New methods that can be used in patients with normal endothelium and deep posterior stromal ulcers that have not penetrated the stromal membrane, deep anterior lamellar keratoplasty (DALK) or deep lamellar keratoplasty (DLK) are recommended. These procedures are performed at the deepest level. The reduction of the wound, its thickness in the posterior part is the same, appropriate thickness for tissue donation, the edge of the graft are regular, and the same stretch of the suture are the advantages of these methods (67).

The aims of DALK method are to maintain the entire host's endothelium, remove and return the complete or almost complete corneal stroma (68).Less rejection of endothelial graft (69), minimal surgical trauma to the host endothelium and cell count(68, 70), greater ease and convenience of vision rehabilitation (71),in addition to less complication during surgery and after surgery are some of the benefits of DALK to PKP (68). To protect the density of endothelial cell, DALK is better than PKP. The existing document suggests that the survival time of graft DALK is longer and softer than PKP, because it is an extraocular surgical technique (67). There are different beliefs about surgical technique in simultaneous corneal transplantation and limbal stem cell transplantation, but most ophthalmologists prefer corneal transplantation 3 months after limbal stem cell transplantation. There are many reported and several clinical findings that exposure to mustard gas causes damage to the surface of the eye and keratopathy, so corneal transplantation is associated with high risk. Therefore, the experience of ophthalmologists and reputable published sources states; delay in corneal transplantation will reduce the chance of rejection (22, 50)

Conclusion

Synthetic compounds of mustard, including sulfur mustard, have been used frequently in the nineteenth and twentieth centuries and the present century and have destructive effects on the body systems of ordinary people and military forces. The mechanisms mentioned by specialists related to this poisoning are as follows: damage to the DNA, an increase in the ROS level, on the other hand, the inactivation of factors that play a significant role against the ROS, such as glutathione (when exposed to sulfur mustard, glutathione depletion occurs). These processes cause damage to various organs in the body. These effects are on various systems, but their vulnerability to the skin, the respiratory system, especially the eye, require careful and accurate managements.

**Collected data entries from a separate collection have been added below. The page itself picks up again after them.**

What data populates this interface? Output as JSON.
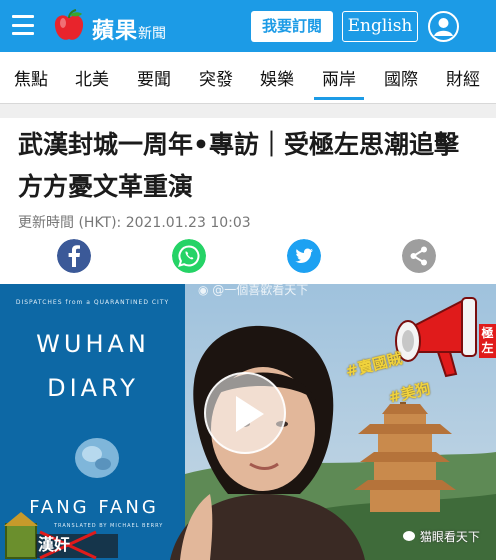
{
  "header": {
    "brand": "蘋果",
    "brand_suffix": "新聞",
    "subscribe_label": "我要訂閱",
    "language_label": "English",
    "logo_icon": "apple-icon",
    "menu_icon": "hamburger-menu-icon",
    "profile_icon": "user-profile-icon"
  },
  "nav": {
    "items": [
      "焦點",
      "北美",
      "要聞",
      "突發",
      "娛樂",
      "兩岸",
      "國際",
      "財經"
    ],
    "active": "兩岸"
  },
  "article": {
    "headline": "武漢封城一周年•專訪｜受極左思潮追擊 方方憂文革重演",
    "timestamp": "更新時間 (HKT): 2021.01.23 10:03",
    "share_icons": [
      "facebook-icon",
      "whatsapp-icon",
      "twitter-icon",
      "share-icon"
    ]
  },
  "image": {
    "book_tagline": "DISPATCHES from a QUARANTINED CITY",
    "book_title": "WUHAN DIARY",
    "book_author": "FANG FANG",
    "book_credit": "TRANSLATED BY MICHAEL BERRY",
    "stamp_text": "漢奸",
    "stamp_caption": "賣國賊",
    "sticker_1": "#賣國賊",
    "sticker_2": "#美狗",
    "side_label": "極左",
    "watermark_top": "@一個喜歡看天下",
    "watermark_bottom": "猫眼看天下"
  },
  "colors": {
    "brand_blue": "#1c9be6",
    "facebook": "#3b5998",
    "whatsapp": "#25d366",
    "twitter": "#1da1f2",
    "share_grey": "#9e9e9e"
  }
}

As noted, in the case of eye problems, victims suffer from acute, chronic and delayed symptoms. These victims need immediate and medical care. If these measures are not successful, surgery will be done. Victims and their countries will be involved in a number of problems in the long time. Therefore, authors and lovers of humanity and nature wish to stop responsible systems for the production and use of chemical weapons, also mass massacre. This behavior is in the hands of all countries in the world, especially the individuals. We hope so to see peaceful coexistence of all nations in the world.